(IANS) The global switch to 5G is well underway, with the number of connections to the next-generation network set to reach 1.34 billion in 2022, says a new report.
According to an analysis by market researcher CCS Insight, this year has seen connections to 5G triple to 637 million, suggesting that the roll-out of the network is continuing apace.
National lockdowns caused by the global health crisis in 2020 slowed network rollout, for example making it more difficult to send engineers on the ground to physically build the infrastructure, ZDNet reported.
CCS Insight noted that geopolitical tensions related to Huawei’s role in 5G rollouts led to delays, especially in western Europe.
European countries were effectively hesitant to allow Huawei to provide critical infrastructure for their 5G networks after the Trump administration in the US raised concerns that the company might pose a security risk due to its ties with the Chinese government.
“The US being one country, the decisions were made relatively quickly while in Europe every country had to make its own decision as to what to do with Huawei,” Marina Koytcheva, Vice-President of forecasting at CCS Insight, told the tech website.
“In some countries, operators had to wait a little bit to see whether they’d be allowed to use Huawei equipment and in which part of the network. That was probably an even more significant delaying factor than Covid-19 in 2020,” Koytcheva added.
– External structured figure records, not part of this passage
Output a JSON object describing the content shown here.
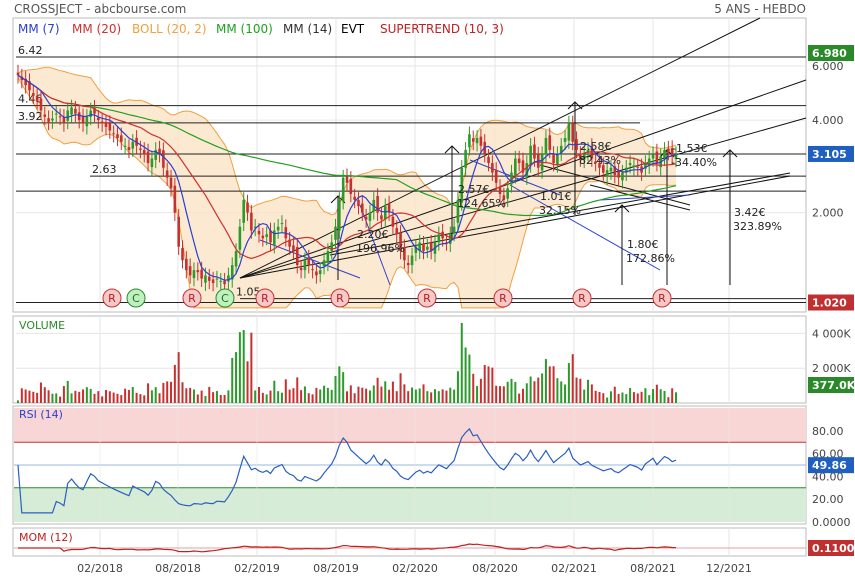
{
  "header": {
    "left": "CROSSJECT - abcbourse.com",
    "right": "5 ANS - HEBDO"
  },
  "indicators": [
    {
      "label": "MM (7)",
      "color": "#2a3fd0"
    },
    {
      "label": "MM (20)",
      "color": "#d03030"
    },
    {
      "label": "BOLL (20, 2)",
      "color": "#f0a040"
    },
    {
      "label": "MM (100)",
      "color": "#20a020"
    },
    {
      "label": "MM (14)",
      "color": "#333333"
    },
    {
      "label": "EVT",
      "color": "#000000"
    },
    {
      "label": "SUPERTREND (10, 3)",
      "color": "#c02020"
    }
  ],
  "chart_data": [
    {
      "type": "candlestick",
      "title": "",
      "ylim": [
        0.95,
        8.6
      ],
      "y_scale": "log",
      "y_ticks": [
        {
          "value": 6.0,
          "label": "6.000"
        },
        {
          "value": 4.0,
          "label": "4.000"
        },
        {
          "value": 2.0,
          "label": "2.000"
        }
      ],
      "x_ticks": [
        "02/2018",
        "08/2018",
        "02/2019",
        "08/2019",
        "02/2020",
        "08/2020",
        "02/2021",
        "08/2021",
        "12/2021"
      ],
      "last_price": "3.105",
      "max_label": "6.980",
      "min_label": "1.020",
      "max_color": "#2a8a2a",
      "min_color": "#c03030",
      "last_color": "#1f5fbf",
      "levels": [
        {
          "label": "6.42",
          "value": 6.42
        },
        {
          "label": "4.46",
          "value": 4.46
        },
        {
          "label": "3.92",
          "value": 3.92
        },
        {
          "label": "2.63",
          "value": 2.63
        },
        {
          "label": "1.05",
          "value": 1.05
        }
      ],
      "annotations": [
        {
          "price": "2.20€",
          "pct": "196.96%"
        },
        {
          "price": "2.57€",
          "pct": "124.65%"
        },
        {
          "price": "2.58€",
          "pct": "82.43%"
        },
        {
          "price": "1.01€",
          "pct": "32.15%"
        },
        {
          "price": "-1.53€",
          "pct": "-34.40%"
        },
        {
          "price": "3.42€",
          "pct": "323.89%"
        },
        {
          "price": "1.80€",
          "pct": "172.86%"
        }
      ],
      "signals": [
        "R",
        "C",
        "R",
        "C",
        "R",
        "R",
        "R",
        "R",
        "R",
        "R"
      ],
      "weekly_close": [
        5.6,
        5.4,
        5.2,
        5.0,
        4.8,
        4.6,
        4.3,
        4.1,
        3.95,
        4.05,
        4.2,
        4.1,
        3.9,
        4.3,
        4.4,
        4.2,
        4.0,
        3.9,
        4.1,
        4.3,
        4.2,
        4.0,
        3.9,
        3.8,
        3.7,
        3.6,
        3.5,
        3.4,
        3.3,
        3.2,
        3.4,
        3.3,
        3.2,
        3.1,
        2.9,
        3.0,
        3.2,
        3.1,
        2.8,
        2.6,
        2.4,
        2.0,
        1.55,
        1.4,
        1.3,
        1.25,
        1.3,
        1.28,
        1.22,
        1.25,
        1.2,
        1.18,
        1.22,
        1.2,
        1.17,
        1.25,
        1.35,
        1.5,
        1.8,
        2.2,
        2.0,
        1.75,
        1.8,
        1.7,
        1.65,
        1.7,
        1.6,
        1.75,
        1.8,
        1.85,
        1.65,
        1.55,
        1.5,
        1.35,
        1.3,
        1.4,
        1.35,
        1.3,
        1.25,
        1.3,
        1.4,
        1.5,
        1.6,
        1.8,
        2.2,
        2.6,
        2.5,
        2.3,
        2.2,
        2.1,
        2.0,
        1.9,
        2.0,
        2.2,
        2.0,
        1.9,
        2.1,
        2.0,
        1.8,
        1.7,
        1.5,
        1.4,
        1.35,
        1.45,
        1.55,
        1.6,
        1.5,
        1.55,
        1.5,
        1.6,
        1.7,
        1.65,
        1.6,
        1.7,
        1.8,
        2.2,
        2.8,
        3.2,
        3.6,
        3.4,
        3.5,
        3.3,
        3.1,
        2.9,
        2.7,
        2.5,
        2.3,
        2.2,
        2.4,
        2.7,
        3.0,
        2.9,
        2.7,
        2.9,
        3.3,
        3.0,
        2.8,
        3.1,
        3.5,
        3.2,
        2.9,
        3.1,
        3.3,
        3.5,
        3.9,
        3.4,
        3.2,
        3.0,
        3.1,
        3.2,
        3.0,
        2.9,
        2.8,
        2.7,
        2.75,
        2.8,
        2.65,
        2.6,
        2.7,
        2.8,
        2.9,
        2.85,
        2.8,
        2.7,
        2.9,
        3.0,
        3.1,
        2.9,
        3.05,
        3.2,
        3.15,
        3.05,
        3.1
      ]
    },
    {
      "type": "bar",
      "title": "VOLUME",
      "y_ticks": [
        {
          "value": 4000000,
          "label": "4 000K"
        },
        {
          "value": 2000000,
          "label": "2 000K"
        }
      ],
      "ylim": [
        0,
        5000000
      ],
      "last_label": "377.0K",
      "last_color": "#2a8a2a"
    },
    {
      "type": "line",
      "title": "RSI (14)",
      "ylim": [
        0,
        100
      ],
      "y_ticks": [
        {
          "value": 80,
          "label": "80.00"
        },
        {
          "value": 60,
          "label": "60.00"
        },
        {
          "value": 40,
          "label": "40.00"
        },
        {
          "value": 20,
          "label": "20.00"
        },
        {
          "value": 0,
          "label": "0.0000"
        }
      ],
      "overbought": 70,
      "oversold": 30,
      "last_label": "49.86",
      "last_color": "#1f5fbf"
    },
    {
      "type": "line",
      "title": "MOM (12)",
      "last_label": "0.1100",
      "last_color": "#c03030"
    }
  ]
}
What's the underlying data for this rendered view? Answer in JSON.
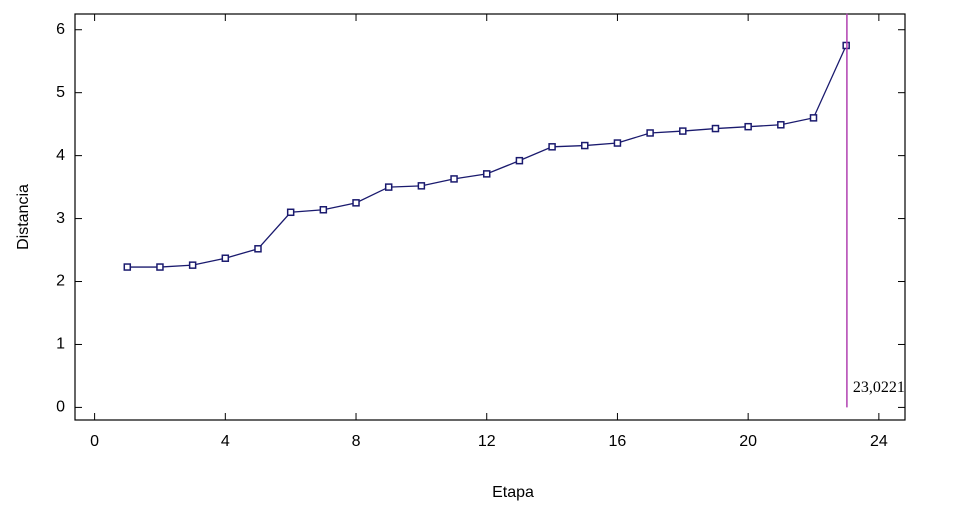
{
  "chart_data": {
    "type": "line",
    "x_label": "Etapa",
    "y_label": "Distancia",
    "x": [
      1,
      2,
      3,
      4,
      5,
      6,
      7,
      8,
      9,
      10,
      11,
      12,
      13,
      14,
      15,
      16,
      17,
      18,
      19,
      20,
      21,
      22,
      23
    ],
    "series": [
      {
        "color": "#1a1a6e",
        "values": [
          2.23,
          2.23,
          2.26,
          2.37,
          2.52,
          3.1,
          3.14,
          3.25,
          3.5,
          3.52,
          3.63,
          3.71,
          3.92,
          4.14,
          4.16,
          4.2,
          4.36,
          4.39,
          4.43,
          4.46,
          4.49,
          4.6,
          5.75
        ]
      }
    ],
    "xlim": [
      -0.6,
      24.8
    ],
    "xticks": [
      0,
      4,
      8,
      12,
      16,
      20,
      24
    ],
    "ylim": [
      -0.2,
      6.25
    ],
    "yticks": [
      0,
      1,
      2,
      3,
      4,
      5,
      6
    ],
    "vline": {
      "x": {
        "value": 23.0221,
        "label": "23,0221"
      },
      "y": [
        0,
        6
      ],
      "color": "#b040b0"
    }
  }
}
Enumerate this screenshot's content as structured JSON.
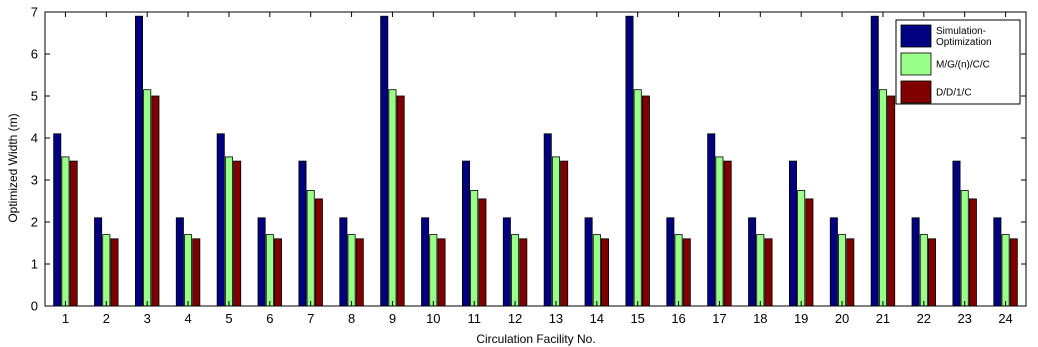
{
  "chart_data": {
    "type": "bar",
    "title": "",
    "xlabel": "Circulation Facility No.",
    "ylabel": "Optimized Width (m)",
    "ylim": [
      0,
      7
    ],
    "yticks": [
      0,
      1,
      2,
      3,
      4,
      5,
      6,
      7
    ],
    "grid": false,
    "legend_position": "top-right",
    "categories": [
      "1",
      "2",
      "3",
      "4",
      "5",
      "6",
      "7",
      "8",
      "9",
      "10",
      "11",
      "12",
      "13",
      "14",
      "15",
      "16",
      "17",
      "18",
      "19",
      "20",
      "21",
      "22",
      "23",
      "24"
    ],
    "series": [
      {
        "name": "Simulation-Optimization",
        "legend_lines": [
          "Simulation-",
          "Optimization"
        ],
        "color": "#000080",
        "values": [
          4.1,
          2.1,
          6.9,
          2.1,
          4.1,
          2.1,
          3.45,
          2.1,
          6.9,
          2.1,
          3.45,
          2.1,
          4.1,
          2.1,
          6.9,
          2.1,
          4.1,
          2.1,
          3.45,
          2.1,
          6.9,
          2.1,
          3.45,
          2.1
        ]
      },
      {
        "name": "M/G/(n)/C/C",
        "legend_lines": [
          "M/G/(n)/C/C"
        ],
        "color": "#99ff88",
        "values": [
          3.55,
          1.7,
          5.15,
          1.7,
          3.55,
          1.7,
          2.75,
          1.7,
          5.15,
          1.7,
          2.75,
          1.7,
          3.55,
          1.7,
          5.15,
          1.7,
          3.55,
          1.7,
          2.75,
          1.7,
          5.15,
          1.7,
          2.75,
          1.7
        ]
      },
      {
        "name": "D/D/1/C",
        "legend_lines": [
          "D/D/1/C"
        ],
        "color": "#800000",
        "values": [
          3.45,
          1.6,
          5.0,
          1.6,
          3.45,
          1.6,
          2.55,
          1.6,
          5.0,
          1.6,
          2.55,
          1.6,
          3.45,
          1.6,
          5.0,
          1.6,
          3.45,
          1.6,
          2.55,
          1.6,
          5.0,
          1.6,
          2.55,
          1.6
        ]
      }
    ]
  }
}
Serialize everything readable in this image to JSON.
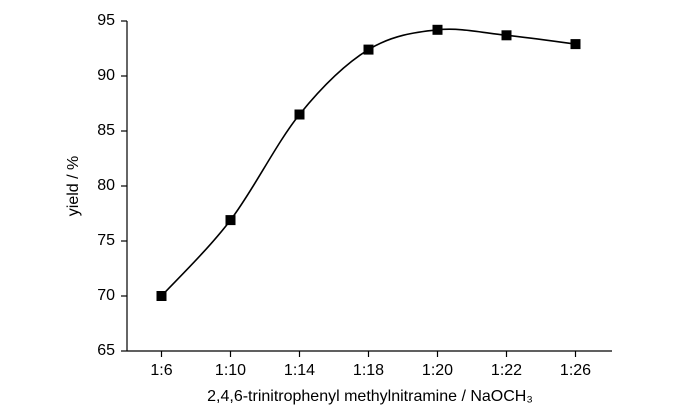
{
  "chart_data": {
    "type": "line",
    "x_label": "2,4,6-trinitrophenyl methylnitramine / NaOCH₃",
    "y_label": "yield / %",
    "categories": [
      "1:6",
      "1:10",
      "1:14",
      "1:18",
      "1:20",
      "1:22",
      "1:26"
    ],
    "values": [
      70,
      76.9,
      86.5,
      92.4,
      94.2,
      93.7,
      92.9
    ],
    "color": "#000000",
    "ylim": [
      65,
      95
    ],
    "yticks": [
      65,
      70,
      75,
      80,
      85,
      90,
      95
    ],
    "grid": false
  }
}
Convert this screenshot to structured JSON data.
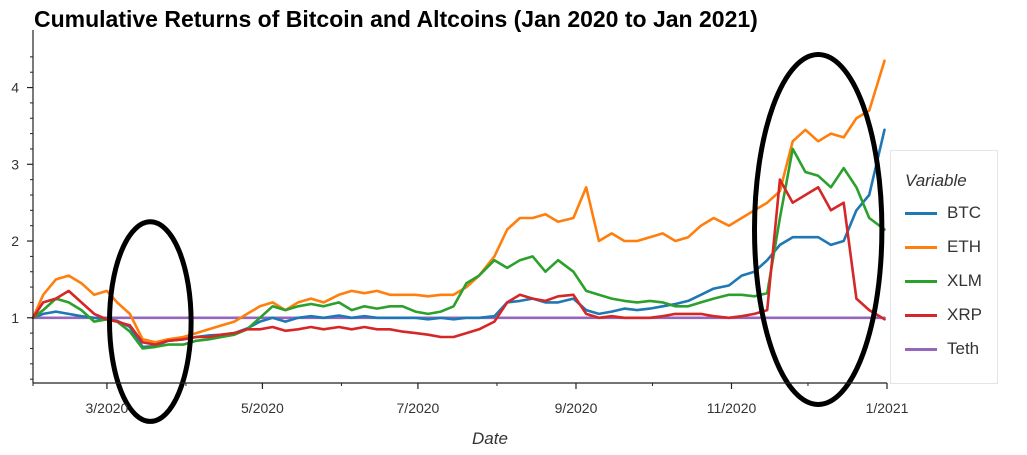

Although the speed of rollout is improving in western Europe, this relatively gradual start means that 5G won’t account for more than half of cellular device connections in the region until 2024, predicts Koytcheva.
Different regions are switching to 5G at different pace, but the trend across western Europe, north America, China and other advanced markets in Asia remains the same — operators have now largely committed to upgrading from 4G, and are rapidly getting on with the builds.
One of the key reasons that deployment is accelerating is that consumers are now buying devices that are 5G-enabled in 2021, CCS Insight expects 560 million 5G-capable smartphones to sell.
In a turning point for the industry, Apple released its first 5G-equipped iPhone at the end of 2020, which triggered a “smartphone supercycle” that saw many users replace their devices.
After a huge dip in sales, smartphones have now started selling again with the second quarter of 2021 seeing a 10.8 per cent increase in shipments year-on-year.
Previous analysis by IDC predicted that 5G device shipments will increase by 123 per cent in 2021 as compared to 2020 and that by 2022, they will make up more than half of all smartphone shipments.